4. Integration of social services. The integration of social services, with a direct and proactive activation of resources and an integrated assessment of continuity, is another key point. In Barcelona, ​​we are anxiously awaiting the evaluation of the Return Plan, piloted in 100 stroke patients between 2015 and 2016, thanks to the mutual trust between the City Council and the Department of Health, which allowed the direct activation of the Home Care Service (SAD), meals on wheels and tele-monitoring before the patient's returned home. Subsequently, the social services of the City Council, which financed these resources, were in charge of confirming the need and the service. These elements are core in successful integrated care programs such as PACE.

5. Innovative solutions, as a complement. Always at the # ICIC18 conference, we met other interesting innovative programs, such as Canada's Acute Care for Elders (ACE) Strategy, from Mount Sinai Hospital in Toronto, within which, as a component of the program, volunteers support the person during the first days after home discharge.

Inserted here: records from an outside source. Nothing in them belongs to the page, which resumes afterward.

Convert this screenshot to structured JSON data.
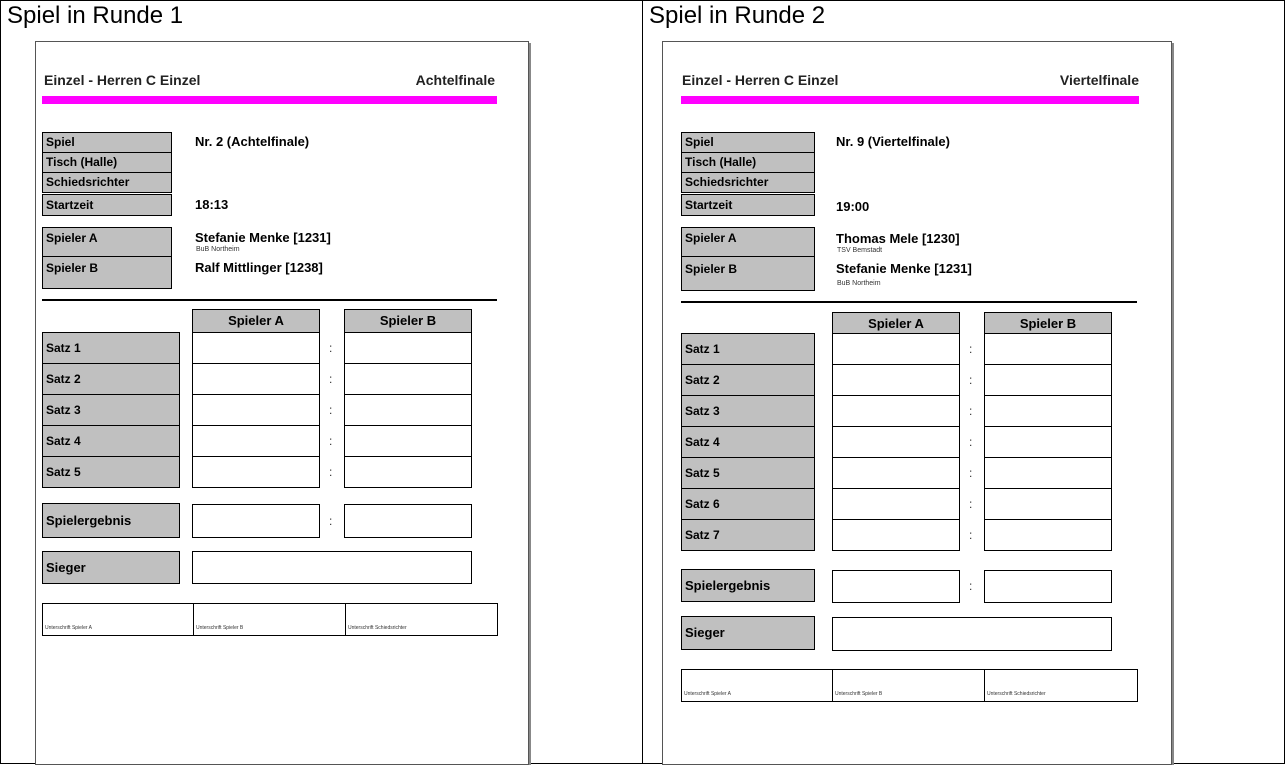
{
  "panels": [
    {
      "title": "Spiel in Runde 1",
      "header_left": "Einzel - Herren C Einzel",
      "header_right": "Achtelfinale",
      "info_labels": [
        "Spiel",
        "Tisch (Halle)",
        "Schiedsrichter",
        "Startzeit"
      ],
      "spiel_value": "Nr. 2 (Achtelfinale)",
      "startzeit_value": "18:13",
      "spieler_a_label": "Spieler A",
      "spieler_b_label": "Spieler B",
      "spieler_a_name": "Stefanie Menke [1231]",
      "spieler_a_club": "BuB Northeim",
      "spieler_b_name": "Ralf Mittlinger [1238]",
      "spieler_b_club": "",
      "col_a": "Spieler A",
      "col_b": "Spieler B",
      "sets": [
        "Satz 1",
        "Satz 2",
        "Satz 3",
        "Satz 4",
        "Satz 5"
      ],
      "colon": ":",
      "result_label": "Spielergebnis",
      "winner_label": "Sieger",
      "signatures": [
        "Unterschrift Spieler A",
        "Unterschrift Spieler B",
        "Unterschrift Schiedsrichter"
      ]
    },
    {
      "title": "Spiel in Runde 2",
      "header_left": "Einzel - Herren C Einzel",
      "header_right": "Viertelfinale",
      "info_labels": [
        "Spiel",
        "Tisch (Halle)",
        "Schiedsrichter",
        "Startzeit"
      ],
      "spiel_value": "Nr. 9 (Viertelfinale)",
      "startzeit_value": "19:00",
      "spieler_a_label": "Spieler A",
      "spieler_b_label": "Spieler B",
      "spieler_a_name": "Thomas Mele [1230]",
      "spieler_a_club": "TSV Bemstadt",
      "spieler_b_name": "Stefanie Menke [1231]",
      "spieler_b_club": "BuB Northeim",
      "col_a": "Spieler A",
      "col_b": "Spieler B",
      "sets": [
        "Satz 1",
        "Satz 2",
        "Satz 3",
        "Satz 4",
        "Satz 5",
        "Satz 6",
        "Satz 7"
      ],
      "colon": ":",
      "result_label": "Spielergebnis",
      "winner_label": "Sieger",
      "signatures": [
        "Unterschrift Spieler A",
        "Unterschrift Spieler B",
        "Unterschrift Schiedsrichter"
      ]
    }
  ]
}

Clearly, the payment or reimbursement systems have to facilitate all this. In the USA, the objectives of the Readmissions Reduction Program Hospital (HRRP) seem to work and neither seem incompatible with the efficiency of the system and with the promotion of patient rotation. Until good adjusted per capita payment systems are implemented, introducing transversal territorial objectives (the achievement of which leads to a reward for all the providers), which is already happening in Catalonia, seems a good idea. But we must think about incentivizing, and not only in penalizing, and above all without thinking that powerful ICT solution and performance indicators will solve all the system problems. The stewardship of the Administration goes much further than this.